Au-delà de cette douloureuse expérience, Assane, verve dans le mot, raconte qu’il en a connu d’autres avec notamment un ami qui était blessé qu’il fallait prendre en charge et qu’il avait conduit au centre Dominique de Pikine. » Là aussi, c’est la galère. En plus d’une prise en charge qui reste à désirer, ils vendent les mêmes médicaments que les pharmacies plus chers. J’assume ce que je dis. C’est vérifié. Une autre fois, j’ai conduit un talibé blessé que j’ai croisé dans la rue, je n’avais pas d’argent. Finalement, on est retourné sur nos pas sans que l’enfant ne soit pris en charge hélas ! Ils n’en avaient rien à faire. C’est aberrant ! », témoigne-t-il, dénonçant, par ailleurs, le fait « Que des militaires blessent des populations sur la route sans se soucier qu’elles soient bien prises en charge ! Ce pays est risqué en tout ! ».

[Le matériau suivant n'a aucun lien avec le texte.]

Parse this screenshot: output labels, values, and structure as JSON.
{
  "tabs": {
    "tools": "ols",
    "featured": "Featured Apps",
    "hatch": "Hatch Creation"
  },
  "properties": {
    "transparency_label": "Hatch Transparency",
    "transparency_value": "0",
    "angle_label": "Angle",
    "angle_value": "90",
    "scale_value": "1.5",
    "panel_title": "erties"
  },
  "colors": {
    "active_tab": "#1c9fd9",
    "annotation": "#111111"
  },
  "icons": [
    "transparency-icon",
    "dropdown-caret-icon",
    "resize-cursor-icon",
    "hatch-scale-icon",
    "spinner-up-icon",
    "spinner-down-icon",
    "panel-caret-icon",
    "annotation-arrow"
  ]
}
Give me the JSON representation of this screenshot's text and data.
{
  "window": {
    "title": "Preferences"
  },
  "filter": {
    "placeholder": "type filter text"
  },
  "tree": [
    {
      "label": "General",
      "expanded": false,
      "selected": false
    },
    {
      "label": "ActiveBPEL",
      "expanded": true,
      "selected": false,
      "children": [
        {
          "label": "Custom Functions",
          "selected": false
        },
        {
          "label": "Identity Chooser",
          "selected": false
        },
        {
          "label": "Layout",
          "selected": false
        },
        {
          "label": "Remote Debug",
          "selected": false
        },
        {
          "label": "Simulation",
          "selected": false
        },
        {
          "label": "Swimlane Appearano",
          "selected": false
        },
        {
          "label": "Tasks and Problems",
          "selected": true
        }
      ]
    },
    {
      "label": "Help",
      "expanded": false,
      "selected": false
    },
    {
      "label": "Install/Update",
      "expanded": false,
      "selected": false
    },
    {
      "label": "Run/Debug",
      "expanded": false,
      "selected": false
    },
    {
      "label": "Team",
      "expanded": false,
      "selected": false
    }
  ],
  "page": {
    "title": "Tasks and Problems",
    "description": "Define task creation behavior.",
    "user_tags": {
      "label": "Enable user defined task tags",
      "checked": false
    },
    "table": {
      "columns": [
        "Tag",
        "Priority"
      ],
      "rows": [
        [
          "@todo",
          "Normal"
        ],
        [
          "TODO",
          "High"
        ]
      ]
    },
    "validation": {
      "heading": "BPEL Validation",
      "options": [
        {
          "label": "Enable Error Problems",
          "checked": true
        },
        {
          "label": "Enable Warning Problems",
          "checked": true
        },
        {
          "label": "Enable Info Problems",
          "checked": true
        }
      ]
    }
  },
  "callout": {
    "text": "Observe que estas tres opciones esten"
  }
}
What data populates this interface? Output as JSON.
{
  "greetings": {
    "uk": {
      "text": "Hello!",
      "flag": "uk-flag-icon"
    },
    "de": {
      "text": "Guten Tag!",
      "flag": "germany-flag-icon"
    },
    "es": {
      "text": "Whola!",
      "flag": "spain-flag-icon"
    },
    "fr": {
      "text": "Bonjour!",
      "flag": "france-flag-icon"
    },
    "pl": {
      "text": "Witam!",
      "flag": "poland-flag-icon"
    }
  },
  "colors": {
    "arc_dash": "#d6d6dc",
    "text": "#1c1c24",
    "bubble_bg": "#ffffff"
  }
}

Pour Assane Diagne et sa famille qui risquent de vivre avec ce souvenir douloureux toute la vie, les choses ne sont plus pareilles dans ce pays. Selon Assane, c’est le grand mal qui gangrène et il est persuadé que cela peut mener, un jour, à la révolte de la population au moment où le minimum de bien-être n’est pas assuré.